5)    Since PHEX sequencing was only performed for the patient and his mother, there is essentially only suggestive evidence (since the mutation is classified as likely pathogenic) for X-linked hypophosphatemic rickets. In this regard it is surely appropriate that the authors also sequenced all exons of the FGF23 gene, yet they should do the same for other genes mutated in hypophosphatemic disorders.

Author Response

Reply to reviewer 3

 

  • The introduction starts with the statement that X-linked dominant hypophosphatemic rickets is “mostly” caused by loss-of-function mutations in the PHEX This implies that other forms of X-linked dominant hypophosphatemic rickets exist, which are not caused by PHEX inactivation. I don´t think that there is any evidence for this yet.

As proposed by reviewer 3, we removed “mostly” from the text (page 1, line 39).

  • It is quite confusing to follow how the patient was treated before initiation of Burosumab therapy. There is information about the start of the treatment at the age of 2 years and about the slightly different treatment before Burosumab injections were started, i.e. at the age of 28 years. It is further stated that the patients followed, at baseline examination, a normal calcium intake and a low-sodium diet. The confusion is further enhanced by the 4thparagraph of the discussion, which does not relate to the statements in the Results section. I would strongly suggest to include a schematic presentation showing the timeline of treatment modifications. In particular, it needs to be clarified, if the patient was treated with calcitriol and elemental phosphorus for 26 years, before being examined by the authors.

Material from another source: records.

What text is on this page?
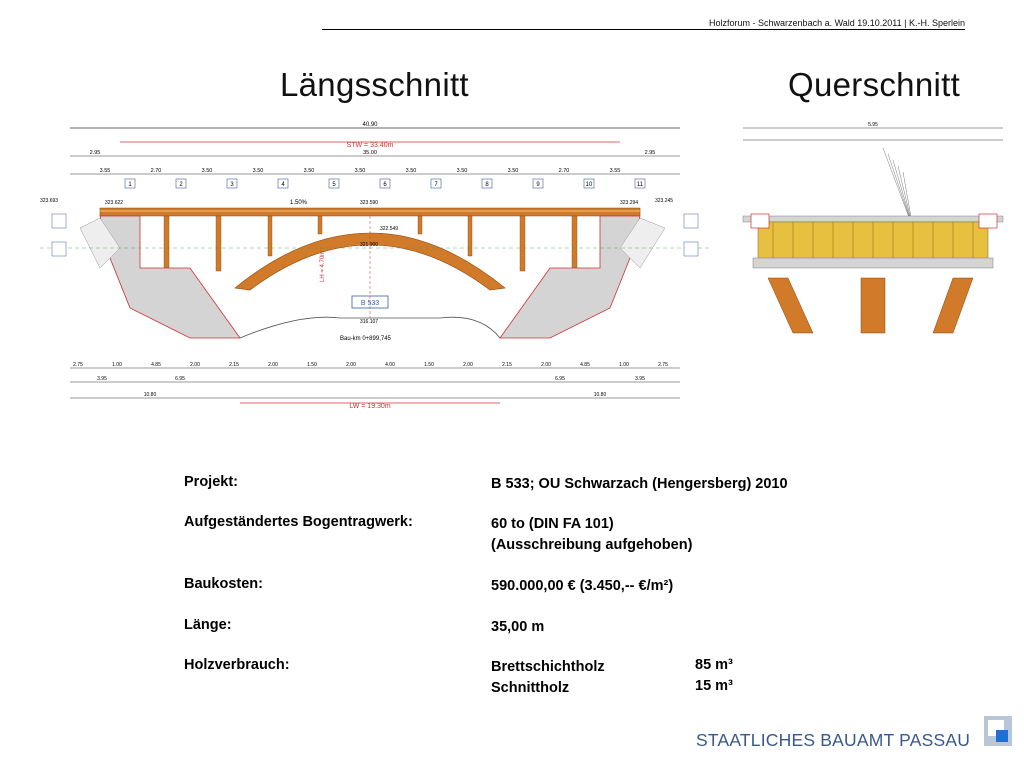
Holzforum - Schwarzenbach a. Wald 19.10.2011 | K.-H. Sperlein
Längsschnitt	Querschnitt
40.90
STW = 33.40m
2.95	35.00	2.95
3.55	2.70	3.50	3.50	3.50	3.50	3.50	3.50	3.50	2.70	3.55
1	2	3	4	5	6	7	8	9	10	11
1.50%
323.622
323.693	323.590	323.294	323.245
322.549
321.900
LH = 4.70m
B 533
316.107
Bau-km 0+899,745
2.75	1.00	4.85	2.00	2.15	2.00	1.50	2.00	4.00	1.50	2.00	2.15	2.00	4.85	1.00	2.75
3.95	6.95	6.95	3.95
10.80	10.80
LW = 19.30m
5.95
Projekt:	B 533; OU Schwarzach (Hengersberg) 2010
Aufgeständertes Bogentragwerk:	60 to (DIN FA 101)
(Ausschreibung aufgehoben)
Baukosten:	590.000,00 € (3.450,-- €/m²)
Länge:	35,00 m
Holzverbrauch:	Brettschichtholz	85 m³
Schnittholz	15 m³
STAATLICHES BAUAMT PASSAU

As proposed by the reviewer, we updated the text to better clarify this aspect (page 5, lines 121-179) and we added figure 2.

  • Although it is respectable that the authors provide all values of their biochemical analyses during the time of Burosumab treatment in Table 1.2, it might be worthwhile to illustrate these data in form of line graphs (including highlighted reference ranges). 

As suggested, we inserted a new figure to better define variations occurred to major biochemical parameters across the 13 doses (see figure 3).

  • It is also unclear if the genetic analysis was performed before Burosumab treatment was initiated or thereafter (as it appears from the way of presentation in the Results section). This should be clarified.

As required, we specified that genetic analysis has been performed 24 weeks after the initiation of Burosumab therapy (page 4, lines 178, 179).

  • Since PHEXsequencing was only performed for the patient and his mother, there is essentially only suggestive evidence (since the mutation is classified as likely pathogenic) for X-linked hypophosphatemic rickets. In this regard it is surely appropriate that the authors also sequenced all exons of the FGF23 gene, yet they should do the same for other genes mutated in hypophosphatemic disorders.

We thank the reviewer for this important comment. Mutations in PHEX gene are the major cause of hypophosphatemic rickets (Nat Rev Nephrol. 2019 Jul;15(7):435-455). Since we found a variant that fulfils the criteria of pathogenicity, we did not sequence other minor causative genes. However, we sequenced FGF23 gene and we did not find any mutation, as reported also in the previous version of the manuscript (page 2, line 82).

Round 2

Reviewer 1 Report

The manuscript has been improved by Authors, so now it can be suitable for publication. 

 

Reviewer 2 Report

Comments to authors,

In the revised manuscript titled “THE VARIANT p.Ala84Pro IS CAUSATIVE OF X-LINKED HYPOPHOSPHATEMIC RICKETS: POSSIBLE RELATIONSHIP WITH BUROSUBAM SWINGING RESPONSE IN ADULT: A CASE REPORT”, the authors modified their title and added another case with XLH. The added case has c.118+1G>A variant in exon 1 of PHEX gene. Because the variant of case 2 was different from p.Ala84Pro, the authors cannot explain that the p.Ala84Pro is causative of XLH by adding case 2. Unfortunately, the authors did not resolve their problem that the sample number was too small (only one) to publish their manuscript in this paper.

Reviewer 3 Report

The authors have adequately responded to my comments and signficantly improved their mansucript.